Yo tuve una mujer, y cuando salió encinta,
se puso a inventar conmigo con lo de mala barriga.
Una noche me pidió que le buscara una fruta
y la quería del árbol que se había ahorcado Judas.
¡Tu madre la irá a buscar! Con rabia le contesté,
que se vaya a ver si encuentra alguna raíz de el.
Yo no quise ofenderla con la expresión que le dije,
pero lo que me pedía tampoco era un chiste.
Esa noche no dormí porque se pasó llorando.
y me maldije mil veces por lo que estaba pasando.
Entonces más se enojo y yo me puse más rudo,
y ahí le dio con comerse un paquete de arroz crudo.
Mis amigos me comentan que a ellos le ha pasado,
que al preñarse sus mujeres la vida le han amargado.
Aquella mujer que tuve con su antojo fue a otro lado,
y por su mala barriga yo me fui para el carajo
se puso a inventar conmigo con lo de mala barriga.
Una noche me pidió que le buscara una fruta
y la quería del árbol que se había ahorcado Judas.
¡Tu madre la irá a buscar!

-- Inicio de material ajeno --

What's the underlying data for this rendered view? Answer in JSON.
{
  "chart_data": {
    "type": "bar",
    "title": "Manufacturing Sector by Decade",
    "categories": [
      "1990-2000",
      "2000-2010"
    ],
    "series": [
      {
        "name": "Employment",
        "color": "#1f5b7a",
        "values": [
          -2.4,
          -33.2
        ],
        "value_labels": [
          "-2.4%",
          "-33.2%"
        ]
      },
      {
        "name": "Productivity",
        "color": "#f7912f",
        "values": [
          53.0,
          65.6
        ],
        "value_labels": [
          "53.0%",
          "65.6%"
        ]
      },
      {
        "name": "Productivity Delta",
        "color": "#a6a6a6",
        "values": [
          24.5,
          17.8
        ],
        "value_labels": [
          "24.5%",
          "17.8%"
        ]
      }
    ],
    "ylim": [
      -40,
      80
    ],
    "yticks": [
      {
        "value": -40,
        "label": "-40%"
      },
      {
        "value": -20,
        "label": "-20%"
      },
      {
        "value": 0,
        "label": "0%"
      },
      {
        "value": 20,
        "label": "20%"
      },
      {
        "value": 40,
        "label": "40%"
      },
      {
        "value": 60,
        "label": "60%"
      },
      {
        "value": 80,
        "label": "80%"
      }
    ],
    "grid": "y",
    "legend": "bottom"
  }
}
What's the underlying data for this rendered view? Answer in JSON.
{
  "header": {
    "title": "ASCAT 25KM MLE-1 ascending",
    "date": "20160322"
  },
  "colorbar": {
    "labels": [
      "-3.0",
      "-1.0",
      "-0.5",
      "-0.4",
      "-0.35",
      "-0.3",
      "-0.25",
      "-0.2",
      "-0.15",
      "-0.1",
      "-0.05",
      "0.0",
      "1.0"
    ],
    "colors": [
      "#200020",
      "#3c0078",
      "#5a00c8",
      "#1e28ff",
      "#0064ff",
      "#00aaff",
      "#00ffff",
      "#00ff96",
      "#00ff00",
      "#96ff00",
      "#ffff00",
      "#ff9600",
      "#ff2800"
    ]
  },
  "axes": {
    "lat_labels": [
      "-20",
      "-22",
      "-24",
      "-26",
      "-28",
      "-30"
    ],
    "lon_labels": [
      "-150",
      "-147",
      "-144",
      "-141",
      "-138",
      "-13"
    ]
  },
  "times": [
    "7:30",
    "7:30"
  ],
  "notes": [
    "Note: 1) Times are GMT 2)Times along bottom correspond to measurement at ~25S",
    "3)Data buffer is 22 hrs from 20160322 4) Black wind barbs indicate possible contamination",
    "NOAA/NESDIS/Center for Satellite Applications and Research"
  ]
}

Con rabia le contesté,
que se vaya a ver si encuentra alguna raíz de el.
Yo no quise ofenderla con la expresión que le dije,
pero lo que me pedía tampoco era un chiste.
Esa noche no dormí porque se pasó llorando.
y me maldije mil veces por lo que estaba pasando.
Entonces más se enojo y yo me puse más rudo,
y ahí le dio con comerse un paquete de arroz crudo.
Mis amigos me comentan que a ellos le ha pasado,
que al preñarse sus mujeres la vida le han amargado.